Promotion de la France Combattante

La campagne de Tunisie par Joan Guiguet

LA CAMPAGNE DE TUNISIE



Le 8 novembre 1942, le débarquement allié en Afrique du Nord trouve l’armée d’Afrique prête à reprendre le combat.

Surpris, les Allemands font venir d’importants renforts de Sicile et, bien vite, ils mettent ligne en Tunisie une petite armée de 50 000 hommes pendant que leur aviation entrave les débarquements des éléments alliés en Algérie.

Le 11 novembre, le gros des forces anglo-américaines sont encore à un millier de kilomètres de la frontière tunisienne. Au même instant, Rommel et son Afrika Corps, talonnés par la XVIIIème armée britannique, refluent en Lybie. Le général Giraud exerce le commandement suprême sur l’ensemble des forces françaises. Sur son ordre, la division de Tunisie se regroupe dans la vallée de la Medjerda. Son chef, le général Barré, repousse un ultimatum des Allemands et le 19 novembre 1942, pour la première fois depuis 1940, des forces régulières françaises reprennent le combat contre l’Axe. Le général Juin prend alors le commandement de cette division qui forme avec le XIXème corps d’armée (aux ordres du général Koeltz) le détachement d’armée française (DAF ; environ 80 000 hommes). Il reçoit la mission de couvrir la concentration alliée à partir de la dorsale tunisienne (massif au centre du pays). Les troupes françaises se maintiendront sur cette position par des combats très durs et par un temps épouvantable.

Après quelques semaines, l’ensemble des troupes alliées, sous les ordres du général britannique Anderson, opère sur le front de Tunisie. Face à elles, les forces allemandes cherchent à forcer l’étau allié de manière à recueillir dans les meilleures conditions l’Afrika Corps qui arrive de Lybie. Leur chef, Von Arnim, lance alors une série d’attaques.

La première est déclenchée le 18 janvier 1943 et a pour objectif d’écarter les alliés de Tunis. Elle parvient à forcer la position de défense mais est repoussée par une contre attaque blindée américaine. L’attaque est reprise le 30 janvier et permet aux Allemands de s’emparer de points clefs au sud du dispositif allié. La troisième offensive est lancée le 14 février à la demande de Rommel pour lui permettre de faire sa liaison avec les troupes de l’Axe de Tunisie. Le succès initial est total mais l’offensive s’essouffle. Les troupes françaises s’accrochent sur la dorsale.
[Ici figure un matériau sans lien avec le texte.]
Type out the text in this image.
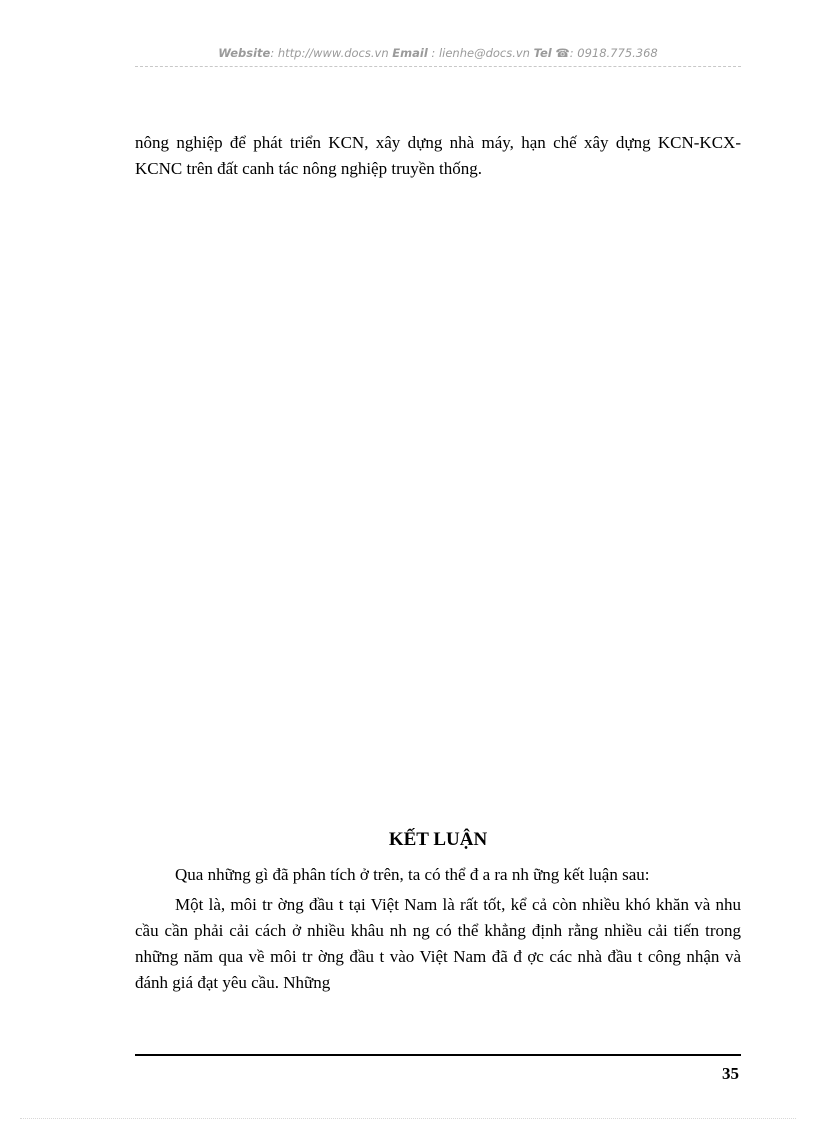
Website: http://www.docs.vn Email : lienhe@docs.vn Tel ☎: 0918.775.368

nông nghiệp để phát triển KCN, xây dựng nhà máy, hạn chế xây dựng KCN-KCX-KCNC trên đất canh tác nông nghiệp truyền thống.

KẾT LUẬN

Qua những gì đã phân tích ở trên, ta có thể đ a ra nh ững kết luận sau:

Một là, môi tr ờng đầu t tại Việt Nam là rất tốt, kể cả còn nhiều khó khăn và nhu cầu cần phải cải cách ở nhiều khâu nh ng có thể khẳng định rằng nhiều cải tiến trong những năm qua về môi tr ờng đầu t vào Việt Nam đã đ ợc các nhà đầu t công nhận và đánh giá đạt yêu cầu. Những

35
Le 22 février le danger est conjuré, les Allemands renoncent. Juin lit à ses troupes l’ordre du jour suivant :
« On ne dira jamais assez que c’est grâce à votre courage et à votre ténacité que nos alliés ont pu combattre en plein cœur de la Tunisie et resserrer l’étreinte autour de l’ennemi. On ne dira jamais assez la grandeur de vos sacrifices. Cette noble mission à laquelle l’armée de transition de l’Afrique du nord s’était préparée en secret, vous l’avez accomplie avec de faibles armes, celles qui vous étaient consenties et celles que vous aviez dissimulées. »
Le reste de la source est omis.